I'm using '~' here as a variable to refer to the
implicit argument, that is, the value passed down the pipeline. I would have used '_', as Scala does, but unfortunately
'_' is a legal element name so it already has a meaning. And '~' seems to work quite nicely.
The next thing that's been requested is implicit mapping, so you can use something like arrow notation
to do X ! substring-after(., '$') ! number(.) => sum()
. (Actually, the main obstacle in getting
the arrow operator accepted by the XQuery Working Group was that some people wanted it to have this meaning.)
For that I propose we use a "thin arrow": X -> substring-after('$') -> number() => sum()
.
The effect of the thin arrow is that instead of passing the value of the LHS to the function on the RHS
en bloc, we pass it one item at a time. Of course, if the value on the LHS is a single item, then
it doesn't matter which kind of arrow we use, both have the same effect.
If you're a fan of map-reduce terminology, then you'll recognize this instantly as a map-reduce
pipeline.
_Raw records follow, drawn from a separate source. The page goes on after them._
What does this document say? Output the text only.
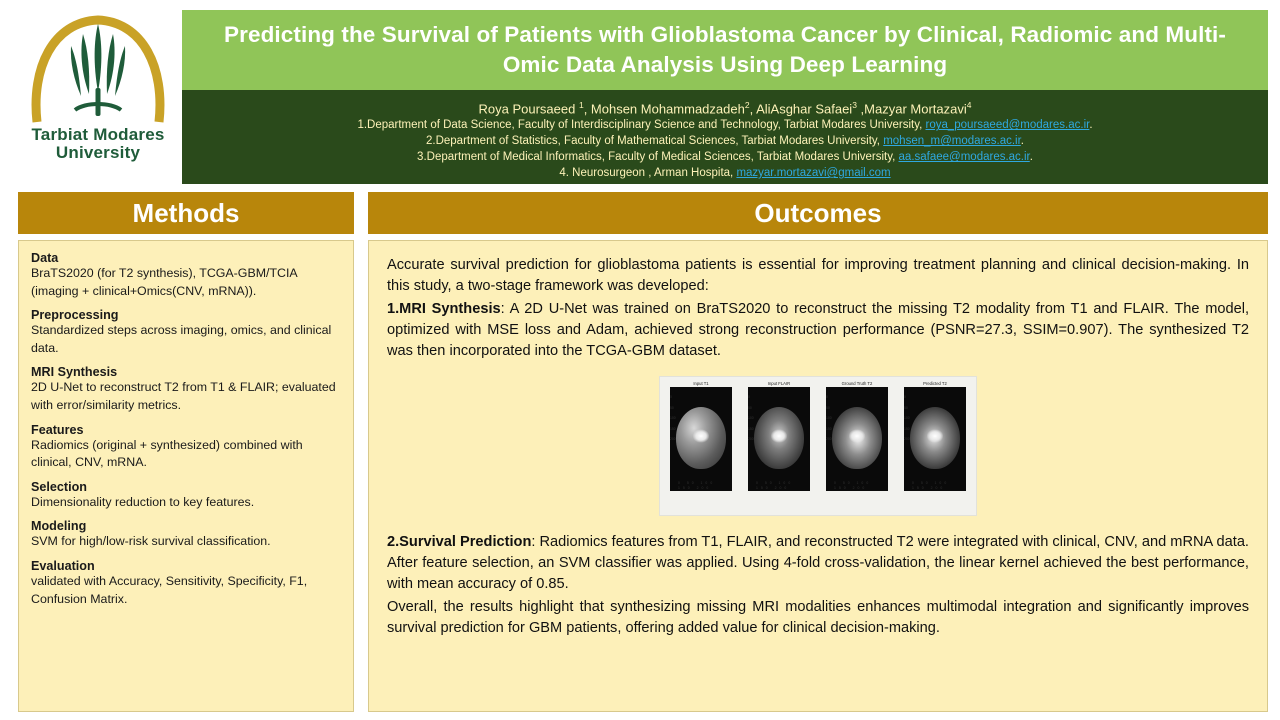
Tarbiat Modares
University
Predicting the Survival of Patients with Glioblastoma Cancer by Clinical, Radiomic and Multi-Omic Data Analysis Using Deep Learning
Roya Poursaeed $^1$, Mohsen Mohammadzadeh$^2$, AliAsghar Safaei$^3$ ,Mazyar Mortazavi$^4$
1.Department of Data Science, Faculty of Interdisciplinary Science and Technology, Tarbiat Modares University, roya_poursaeed@modares.ac.ir.
2.Department of Statistics, Faculty of Mathematical Sciences, Tarbiat Modares University, mohsen_m@modares.ac.ir.
3.Department of Medical Informatics, Faculty of Medical Sciences, Tarbiat Modares University, aa.safaee@modares.ac.ir.
4. Neurosurgeon , Arman Hospita, mazyar.mortazavi@gmail.com
Methods	Outcomes
Data
BraTS2020 (for T2 synthesis), TCGA-GBM/TCIA (imaging + clinical+Omics(CNV, mRNA)).
Preprocessing
Standardized steps across imaging, omics, and clinical data.
MRI Synthesis
2D U-Net to reconstruct T2 from T1 & FLAIR; evaluated with error/similarity metrics.
Features
Radiomics (original + synthesized) combined with clinical, CNV, mRNA.
Selection
Dimensionality reduction to key features.
Modeling
SVM for high/low-risk survival classification.
Evaluation
validated with Accuracy, Sensitivity, Specificity, F1, Confusion Matrix.

Accurate survival prediction for glioblastoma patients is essential for improving treatment planning and clinical decision-making. In this study, a two-stage framework was developed:

1.MRI Synthesis: A 2D U-Net was trained on BraTS2020 to reconstruct the missing T2 modality from T1 and FLAIR. The model, optimized with MSE loss and Adam, achieved strong reconstruction performance (PSNR=27.3, SSIM=0.907). The synthesized T2 was then incorporated into the TCGA-GBM dataset.

Input T1
0
50
100
150
200
0 50 100 150 200
Input FLAIR
0
50
100
150
200
0 50 100 150 200
Ground Truth T2
0
50
100
150
200
0 50 100 150 200
Predicted T2
0
50
100
150
200
0 50 100 150 200

2.Survival Prediction: Radiomics features from T1, FLAIR, and reconstructed T2 were integrated with clinical, CNV, and mRNA data. After feature selection, an SVM classifier was applied. Using 4-fold cross-validation, the linear kernel achieved the best performance, with mean accuracy of 0.85.

Overall, the results highlight that synthesizing missing MRI modalities enhances multimodal integration and significantly improves survival prediction for GBM patients, offering added value for clinical decision-making.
The ->
operations are doing a mapping, and the final =>
does a reduce.
If you're more into functional thinking, you probably think of it more in terms of function composition.
Of course thin arrows can also be used with arbitrary expressions, just like thick arrows:
(0 to 3) -> {~ + 1} -> format-integer('a') => string-join('.')
returns
"a.b.c.d"
.
And now I'd like to pull one more rabbit out of the hat. What if I want a function that applies the
above pipeline to any input sequence. I could write function($x){$x -> {~ + 1} ->
format-integer('a') => string-join('.')}
but that seems clunky. I'm looking for a nice way
to supply functions as arguments to higher-order functions like sort, where other languages have
shown that a concise notation for anonymous functions (like a -> a+1
in Javascript) can
make code a lot simpler, less verbose, more readable.
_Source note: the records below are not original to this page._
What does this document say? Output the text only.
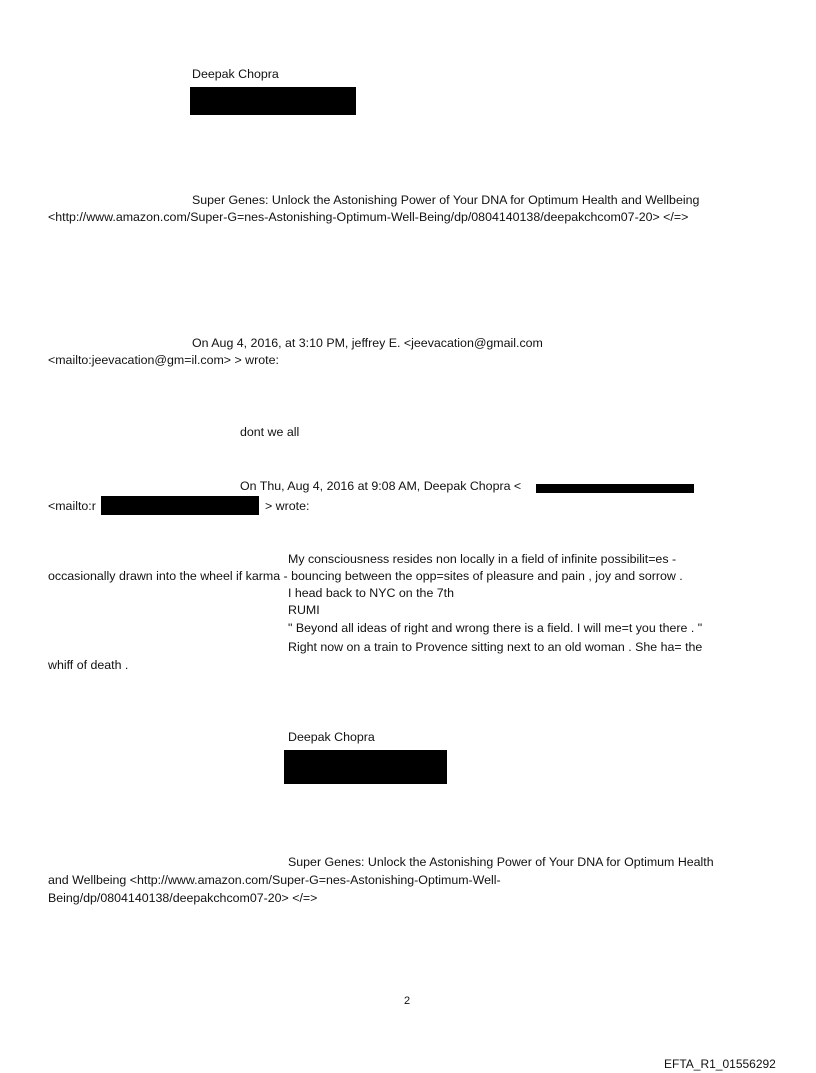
Deepak Chopra
Super Genes: Unlock the Astonishing Power of Your DNA for Optimum Health and Wellbeing
<http://www.amazon.com/Super-G=nes-Astonishing-Optimum-Well-Being/dp/0804140138/deepakchcom07-20> </=>
On Aug 4, 2016, at 3:10 PM, jeffrey E. <jeevacation@gmail.com
<mailto:jeevacation@gm=il.com> > wrote:
dont we all
On Thu, Aug 4, 2016 at 9:08 AM, Deepak Chopra <
<mailto:r	> wrote:
My consciousness resides non locally in a field of infinite possibilit=es -
occasionally drawn into the wheel if karma - bouncing between the opp=sites of pleasure and pain , joy and sorrow .
I head back to NYC on the 7th
RUMI
" Beyond all ideas of right and wrong there is a field. I will me=t you there . "
Right now on a train to Provence sitting next to an old woman . She ha= the
whiff of death .
Deepak Chopra
Super Genes: Unlock the Astonishing Power of Your DNA for Optimum Health
and Wellbeing <http://www.amazon.com/Super-G=nes-Astonishing-Optimum-Well-
Being/dp/0804140138/deepakchcom07-20> </=>
2
EFTA_R1_01556292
So my proposal is this: just remove the left-hand expression, so you have something starting with
->
or =>
, and use this as an anonymous arity-1 function.
So you can now do: //employee => sort((), ->{~/@salary})
to sort employees
by salary, or //employee => sort((), ->{~/@salary}->substring-after('$')->number())
if you need to do a bit more processing.
As another little refinement, in the case of ->
, the implicit argument is
always a single item, so we can bind it to the context item. So ->{~/@salary}
can be simplified to ->{@salary}
. Basically, within curly braces on the RHS of ->
,
.
and ~
mean the same thing.
I believe that all these constructs can be added to the grammar without introducing ambiguity or backwards incompatibility, but I haven't proved it conclusively yet.
Postscript
The ~
construct seems to be the missing ingredient to enabling pipelines in XSLT.
Consider:
<xsl:pipeline> <xsl:apply-templates select="/" mode="m1"/> <xsl:apply-templates select="~" mode="m2"/> <xsl:for-each select="~"> <e><xsl:copy-of select="."/><e> </xsl:for-each> </xsl:pipeline>
Here "~" is acting as an implicit variable to pass the result of one instruction to be the input for
the next: basically eliminating the clunky xsl:variable
declarations needed to do this today.
The instructions that form the children of the xsl:pipeline
element are effectively
connected to each other with an implicit =>
operator.